Il tuo debutto comico è stato allo Zelig

«Portai il mio primo monologo Diventare Torero come provino. Era la storia di uno che diventa torero facendo il corso per corrispondenza della scuola Radioelettra di Torino e gli arrivano la muleta (bandierina col drappo di color rosso – NdR), il capote (mantello – NdR), el estoque (spada – NdR), ma non il toro e lui per esercitarsi infilza la nonna. È andata bene. Zuzzurro e Gaspare mi hanno scelto subito per fare Emilio, un programma che ricordo con tanto affetto, dove ho lavorato con Teo Teocoli e Faletti. Stiamo parlando del 1988».

“Mettiamo in scena l’inesistente che c’è e chiediamo un reddito minimo di 5.000 euro”

Milano in un’immagine?

«San Siro, lo stadio Meazza, è un posto magico. Un monumento che è diventato il simbolo del calcio italiano nel mondo. Una delle cattedrali più belle di Milano. Altri tempi, si dirà. Mi auguro che non venga demolito, mi dispiacerebbe. La sua demolizione è “insensata”. Come lo sarebbe l’abbattimento della Scala».

Con quale persona passeggeresti per Milano?

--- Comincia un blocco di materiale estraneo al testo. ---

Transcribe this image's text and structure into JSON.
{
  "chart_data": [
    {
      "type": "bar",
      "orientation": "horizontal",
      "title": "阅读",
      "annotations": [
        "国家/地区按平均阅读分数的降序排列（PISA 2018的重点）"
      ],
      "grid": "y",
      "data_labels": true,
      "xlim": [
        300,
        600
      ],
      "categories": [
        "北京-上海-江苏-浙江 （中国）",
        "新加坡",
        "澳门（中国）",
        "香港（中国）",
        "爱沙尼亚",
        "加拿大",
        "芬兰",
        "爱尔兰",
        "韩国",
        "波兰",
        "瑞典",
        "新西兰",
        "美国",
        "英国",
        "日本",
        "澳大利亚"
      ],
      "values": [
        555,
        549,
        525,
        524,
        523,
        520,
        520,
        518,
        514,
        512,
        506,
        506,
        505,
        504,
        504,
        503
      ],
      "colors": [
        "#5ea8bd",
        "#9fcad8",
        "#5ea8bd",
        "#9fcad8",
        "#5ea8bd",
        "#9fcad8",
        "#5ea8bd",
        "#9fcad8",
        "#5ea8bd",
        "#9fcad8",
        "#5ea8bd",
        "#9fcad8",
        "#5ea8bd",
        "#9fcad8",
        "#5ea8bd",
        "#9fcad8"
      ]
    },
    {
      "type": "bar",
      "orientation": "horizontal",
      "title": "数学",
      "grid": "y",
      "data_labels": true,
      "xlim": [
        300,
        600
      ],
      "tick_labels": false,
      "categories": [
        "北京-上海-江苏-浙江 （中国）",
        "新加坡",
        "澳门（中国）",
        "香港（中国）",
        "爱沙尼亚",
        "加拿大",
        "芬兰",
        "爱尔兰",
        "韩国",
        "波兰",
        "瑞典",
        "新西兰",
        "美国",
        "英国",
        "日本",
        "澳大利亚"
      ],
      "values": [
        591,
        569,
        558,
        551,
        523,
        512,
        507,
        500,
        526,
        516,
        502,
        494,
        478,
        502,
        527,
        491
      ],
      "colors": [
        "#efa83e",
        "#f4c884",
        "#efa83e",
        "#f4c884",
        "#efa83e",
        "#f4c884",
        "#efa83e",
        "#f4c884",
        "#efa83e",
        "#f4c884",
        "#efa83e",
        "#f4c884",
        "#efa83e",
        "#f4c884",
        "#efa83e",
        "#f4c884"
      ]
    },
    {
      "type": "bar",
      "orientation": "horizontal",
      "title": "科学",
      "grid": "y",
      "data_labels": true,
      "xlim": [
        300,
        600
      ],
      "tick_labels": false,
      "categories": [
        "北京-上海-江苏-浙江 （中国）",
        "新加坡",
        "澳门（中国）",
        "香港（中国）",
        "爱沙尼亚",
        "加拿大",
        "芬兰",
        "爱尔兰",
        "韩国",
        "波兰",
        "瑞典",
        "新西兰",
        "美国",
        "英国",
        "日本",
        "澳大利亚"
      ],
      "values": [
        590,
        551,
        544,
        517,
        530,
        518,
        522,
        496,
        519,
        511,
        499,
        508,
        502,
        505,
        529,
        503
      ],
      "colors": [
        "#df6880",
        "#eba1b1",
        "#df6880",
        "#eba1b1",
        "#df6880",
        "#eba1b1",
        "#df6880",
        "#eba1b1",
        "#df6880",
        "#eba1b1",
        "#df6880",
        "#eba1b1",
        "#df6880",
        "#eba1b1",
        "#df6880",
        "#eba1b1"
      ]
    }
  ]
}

«Con il poeta Luciano Erba (scomparso nel 2010 – NdR), milanesissimo, che alla città ha dedicato versi memorabili. Osserva, s’interroga, cerca, ma senza affanni, senza pretendere di comprendere tutto. E su tutto uno sguardo d’ironia, ora affettuosa, ora tagliente, mai distaccato. Lo citai in una trasmissione di Oliviero Beha e mi aveva chiamato stupito che lo conoscessi. Mi ha accolto tante volte a casa sua in zona via Washington».

Ti piace la poesia?

«Da trent’anni leggo quasi esclusivamente poesia perché è lì che trovo si dica qualcosa di realmente significativo. Nell’era delle parole usurate e mercificate, la parola poetica ha il potere di farle nuovamente brillare, renderle nuove e ricche, restituire loro una pienezza. Di fare apparire nel mondo cose che prima non c’erano. E cambiare il nostro sguardo. Ho pubblicato anche un libro di poesie per Einaudi Sistemazione provvisoria del buio nel 2001».

Nel talk show di Porro su Rete 4 regali sempre qualcosa agli ospiti intervenuti. Al sindaco di Milano cosa regali?
«Un cartello stradale con indicato il limite massimo di velocità urbana delle auto: 20 km/h».

Ma come, vuoi abbassare il limite dei 30 all’ora?

«A Milano non c’è il mare? Così diventerà la più grande isola pedonale d’Europa».